Одними только вождями, понятно, галерея образов не исчерпывается. Число персонажей книги измеряется десятками. Встречаются и маршалы, и рядовые (Вучетич лепил портреты тех и других), народные художники соседствуют с подмастерьями, заслуженные ученые — с простыми работягами. В этом спектре и выявляются пресловутые нравы эпохи, в том числе цеховые.
Не секрет, что Евгения Вучетича многие коллеги недолюбливали. Сам он, и сын вслед за ним, объяснял это исключительно завистью, хотя могли существовать причины и не столь банальные. Эстетические разногласия, например. Но что было, то было: Вучетич все-таки выигрывал анонимные конкурсы. Правда, не без хитростей: подавал сразу две заявки, а потом информацию об одной из них как бы случайно «сливал» недоброжелателям. Те добивались отсева проекта, зато другой благополучно доходил до финала и нередко побеждал. Такой сценарий использовался, например, в случае со скульптурой «Перекуем мечи на орала»; именно она в итоге поехала в Брюссель на Всемирную выставку 1958 года.
Но вот, скажем, возведение мемориала на Мамаевом кургане инициировал сам Вучетич, другие кандидатуры не рассматривались. Что ж, характер отца Виктор Евгеньевич описывает как «настырный и пробивной». В случае с Волгоградом, возможно, сыграли роль еще и масштабы строительства. Никому другому доверить огромные материальные ресурсы не рискнули — а вот Вучетич никогда не подводил.

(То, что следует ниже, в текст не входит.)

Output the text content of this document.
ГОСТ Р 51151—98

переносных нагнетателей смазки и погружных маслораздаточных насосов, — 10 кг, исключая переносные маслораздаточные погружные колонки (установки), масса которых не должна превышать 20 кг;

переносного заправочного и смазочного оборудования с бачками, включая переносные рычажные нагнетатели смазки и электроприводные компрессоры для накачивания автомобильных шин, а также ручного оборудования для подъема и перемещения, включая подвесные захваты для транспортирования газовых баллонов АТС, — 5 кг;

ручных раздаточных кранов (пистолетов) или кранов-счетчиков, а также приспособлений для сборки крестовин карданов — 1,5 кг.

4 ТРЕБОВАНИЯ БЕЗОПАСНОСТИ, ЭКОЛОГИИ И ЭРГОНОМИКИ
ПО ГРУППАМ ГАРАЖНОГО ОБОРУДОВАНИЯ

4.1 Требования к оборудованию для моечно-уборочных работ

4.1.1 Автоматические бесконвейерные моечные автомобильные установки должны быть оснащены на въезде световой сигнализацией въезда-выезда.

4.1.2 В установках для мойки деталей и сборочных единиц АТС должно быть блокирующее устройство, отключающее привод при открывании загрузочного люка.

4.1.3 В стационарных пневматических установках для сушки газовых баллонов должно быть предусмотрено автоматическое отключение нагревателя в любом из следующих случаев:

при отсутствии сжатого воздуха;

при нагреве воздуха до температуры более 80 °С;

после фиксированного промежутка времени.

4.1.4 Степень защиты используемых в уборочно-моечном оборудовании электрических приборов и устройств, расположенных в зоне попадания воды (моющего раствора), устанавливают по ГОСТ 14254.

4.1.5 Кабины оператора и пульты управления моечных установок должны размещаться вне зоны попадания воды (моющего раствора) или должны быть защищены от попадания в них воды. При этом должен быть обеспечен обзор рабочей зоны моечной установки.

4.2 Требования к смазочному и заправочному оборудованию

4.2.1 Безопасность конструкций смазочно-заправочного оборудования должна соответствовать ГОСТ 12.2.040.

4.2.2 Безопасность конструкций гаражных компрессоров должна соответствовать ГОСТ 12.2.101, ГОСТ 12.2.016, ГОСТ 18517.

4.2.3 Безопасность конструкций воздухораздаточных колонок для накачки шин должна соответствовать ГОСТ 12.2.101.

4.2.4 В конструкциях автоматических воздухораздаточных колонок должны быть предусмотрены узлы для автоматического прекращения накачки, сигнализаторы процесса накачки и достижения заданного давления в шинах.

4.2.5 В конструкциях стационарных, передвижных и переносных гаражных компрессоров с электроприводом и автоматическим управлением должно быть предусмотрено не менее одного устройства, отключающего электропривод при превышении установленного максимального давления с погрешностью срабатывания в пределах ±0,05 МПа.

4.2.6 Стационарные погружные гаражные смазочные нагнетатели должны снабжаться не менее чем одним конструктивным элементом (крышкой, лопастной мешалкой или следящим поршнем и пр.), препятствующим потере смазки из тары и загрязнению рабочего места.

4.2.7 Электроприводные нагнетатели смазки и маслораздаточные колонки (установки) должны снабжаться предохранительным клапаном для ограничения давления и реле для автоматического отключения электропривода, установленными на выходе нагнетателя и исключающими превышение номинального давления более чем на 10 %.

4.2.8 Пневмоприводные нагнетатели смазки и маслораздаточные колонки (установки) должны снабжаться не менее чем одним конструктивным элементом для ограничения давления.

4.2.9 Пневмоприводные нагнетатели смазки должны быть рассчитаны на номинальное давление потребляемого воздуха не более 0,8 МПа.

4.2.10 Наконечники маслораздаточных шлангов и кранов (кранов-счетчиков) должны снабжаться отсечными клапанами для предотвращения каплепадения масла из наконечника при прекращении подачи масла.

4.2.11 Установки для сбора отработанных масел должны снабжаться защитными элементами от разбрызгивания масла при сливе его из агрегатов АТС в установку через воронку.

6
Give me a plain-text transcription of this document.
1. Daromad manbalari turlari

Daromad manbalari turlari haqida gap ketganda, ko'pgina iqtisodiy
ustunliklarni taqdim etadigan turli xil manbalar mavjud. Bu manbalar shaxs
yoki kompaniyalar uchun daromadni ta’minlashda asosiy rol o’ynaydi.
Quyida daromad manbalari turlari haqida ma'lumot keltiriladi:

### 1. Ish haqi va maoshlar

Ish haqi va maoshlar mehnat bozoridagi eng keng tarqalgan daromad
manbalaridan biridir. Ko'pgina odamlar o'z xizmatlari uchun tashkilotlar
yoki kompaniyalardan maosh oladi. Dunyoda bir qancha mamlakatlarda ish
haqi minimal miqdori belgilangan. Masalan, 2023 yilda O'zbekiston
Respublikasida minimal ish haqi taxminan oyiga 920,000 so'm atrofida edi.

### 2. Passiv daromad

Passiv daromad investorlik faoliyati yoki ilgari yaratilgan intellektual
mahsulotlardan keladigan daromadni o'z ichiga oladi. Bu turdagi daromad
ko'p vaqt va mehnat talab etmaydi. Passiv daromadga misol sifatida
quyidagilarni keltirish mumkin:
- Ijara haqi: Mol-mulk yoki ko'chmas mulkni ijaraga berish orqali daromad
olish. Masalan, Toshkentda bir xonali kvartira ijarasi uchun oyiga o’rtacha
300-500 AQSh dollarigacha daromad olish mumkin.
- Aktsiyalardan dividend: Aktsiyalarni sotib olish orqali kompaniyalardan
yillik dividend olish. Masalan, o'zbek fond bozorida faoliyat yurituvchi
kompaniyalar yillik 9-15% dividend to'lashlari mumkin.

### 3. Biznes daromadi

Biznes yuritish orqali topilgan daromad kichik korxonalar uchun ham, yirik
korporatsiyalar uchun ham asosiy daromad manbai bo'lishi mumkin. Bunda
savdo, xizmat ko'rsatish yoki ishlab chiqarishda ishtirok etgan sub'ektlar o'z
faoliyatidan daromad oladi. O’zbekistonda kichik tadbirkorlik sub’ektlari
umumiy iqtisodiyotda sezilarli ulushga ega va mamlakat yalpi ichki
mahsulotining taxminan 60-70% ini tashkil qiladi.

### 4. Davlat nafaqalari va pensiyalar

Это вознаграждалось. За свою карьеру он заработал пять Сталинских премий и одну Государственную. Ну и столько же инфарктов… Так или иначе, речь всегда шла о его собственном выборе — и профессии, и способов ее практического применения. Однажды, в январе 1924 года, сразу после известия о смерти Ленина юный воспитанник художественной школы в Ростове-на-Дону вылепил из снега большой бюст почившего вождя — а в число последних его работ входило несколько памятников для всесоюзной ленинианы. Из этого символического круга Вучетич выходил, конечно, и в прочие жанры, но по сути всегда оставался внутри него.